Thursday, February 21, 2013

"Lincoln" shows the path to Oscar success

So the Academy Awards are this weekend, and I think we all know "Lincoln" is going to sweep the major categories. Even if we don't all know that, I'm saying it anyway because it's the only one I saw, and in my world, that's the key factor, right?

I believe "Lincoln" has been so successful and will win so many awards for a simple reason.. I refer not to the direction of Oscar winner Steven Spielberg; nor the screenplay by the acclaimed Tony Kushner; nor even the stellar performances by the brilliant Daniel Day-Lewis, the scene-stealing Tommy Lee Jones, and the myriad other pros in the cast.

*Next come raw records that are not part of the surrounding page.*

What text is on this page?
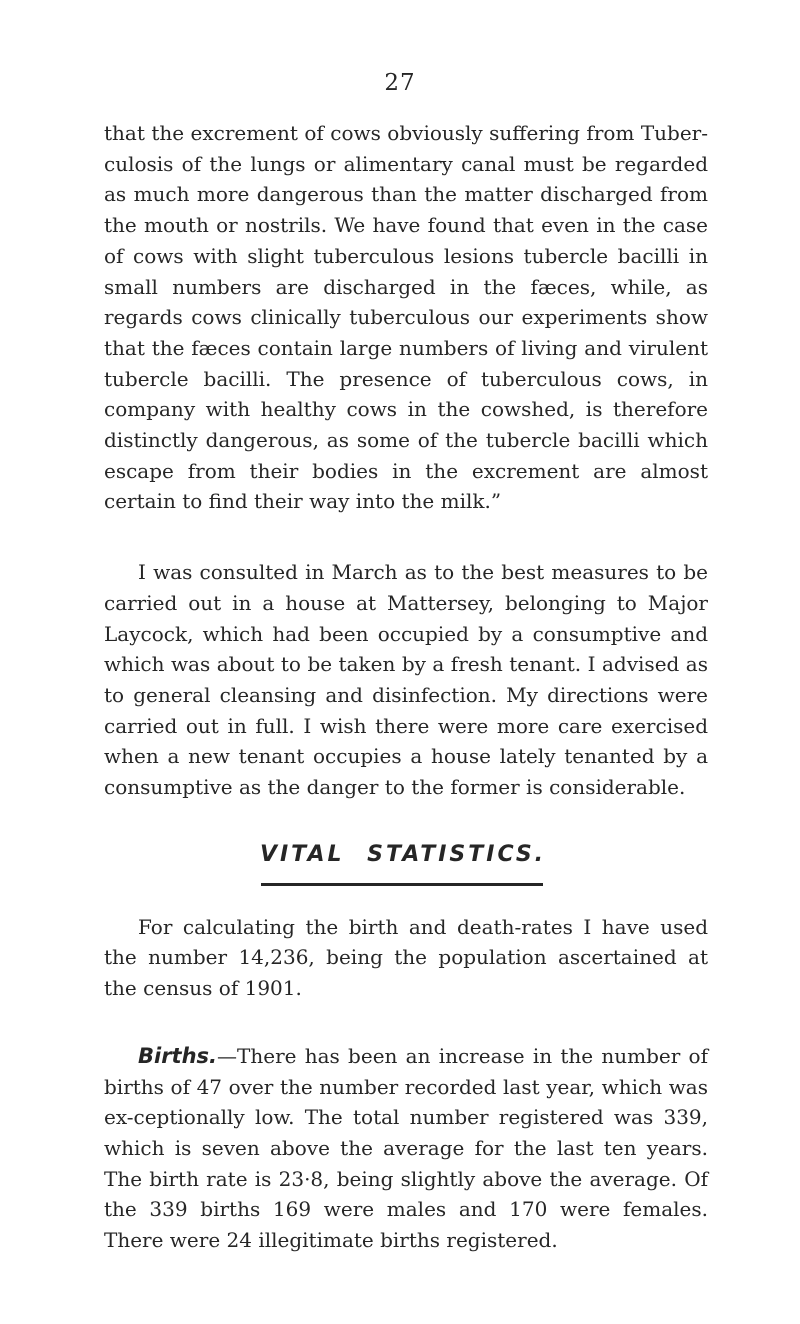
27

that the excrement of cows obviously suffering from Tuber-culosis of the lungs or alimentary canal must be regarded as much more dangerous than the matter discharged from the mouth or nostrils. We have found that even in the case of cows with slight tuberculous lesions tubercle bacilli in small numbers are discharged in the fæces, while, as regards cows clinically tuberculous our experiments show that the fæces contain large numbers of living and virulent tubercle bacilli. The presence of tuberculous cows, in company with healthy cows in the cowshed, is therefore distinctly dangerous, as some of the tubercle bacilli which escape from their bodies in the excrement are almost certain to find their way into the milk.”

I was consulted in March as to the best measures to be carried out in a house at Mattersey, belonging to Major Laycock, which had been occupied by a consumptive and which was about to be taken by a fresh tenant. I advised as to general cleansing and disinfection. My directions were carried out in full. I wish there were more care exercised when a new tenant occupies a house lately tenanted by a consumptive as the danger to the former is considerable.

VITAL STATISTICS.

For calculating the birth and death-rates I have used the number 14,236, being the population ascertained at the census of 1901.

Births.—There has been an increase in the number of births of 47 over the number recorded last year, which was ex-ceptionally low. The total number registered was 339, which is seven above the average for the last ten years. The birth rate is 23·8, being slightly above the average. Of the 339 births 169 were males and 170 were females. There were 24 illegitimate births registered.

Well, not the performances per se.

I think the reason this movie will rule the day boils down to the essence of the movie itself, that which it is about: Old (or at least middle-aged) dudes with cool old-timey facial hair yelling at each other.

I think Spielberg hit on a formula here and rode it to eventual Oscar success. "Lincoln" is a winner because of it. Old dudes with cool old-timey facial hair yelling at each other.

Even in real life, I could sit and watch guys talk about the most arcane subjects for hours on end if the dynamic were anything like the depiction of Congress in the film. Granted, the 13th Amendment is most certainly not comparable to haggling over...I don't know, soybean quotas, but the fact is that watching people just discussing an amendment is a captivating spectacle in this circumstance.

How cool C-SPAN would be if our representatives took to the floor sporting big ol' mutton chops and exclaimed "By Jove!" And certainly any elected official who preceded a crucial voice vote on a historically significant proposition by muttering, "Aw, hell with it," would deserve to be appointed for life. Term limits be damned for the gent (or woman; I really don't mean to exclude the ladies) who combined that era's brand of mustache/beard with its florid oratory (unless the oratory were ABOUT term limits, in which case, by Jove,I'd be spellbound but confused). The nation would be a better place and the populace more engaged.

Of course, the politicians we have today, all modern and stuff with their fancy razors and their non-smallpox-scarred faces, don't feel the need to turn a Congressional session into a political version of "Whisker Wars." So the best we can hope for is that more ambitious filmmakers follow up and produce more historical epics with more follicles and more yelling. I'd wager that even a Millard Fillmore biopic could do good business and scoop up plenty of awards if it were done like this. Of course, the minute I pitched it, some Hollywood suit with a memory would try to intervene and say, "We already did a duck picture. Howard the Duck bombed. Next!"

After writing this all down, my formula for success looks a little...shallow. Yelling? Facial hair? OK, I'll admit it's rather insubstantial. But I just thought of another thing that makes this kind of movie special, something more profound, a cinematic element that cuts right through to the soul and is also easily transferable to the contemporary political scene: Cool hats. Who's with me on that one, huh?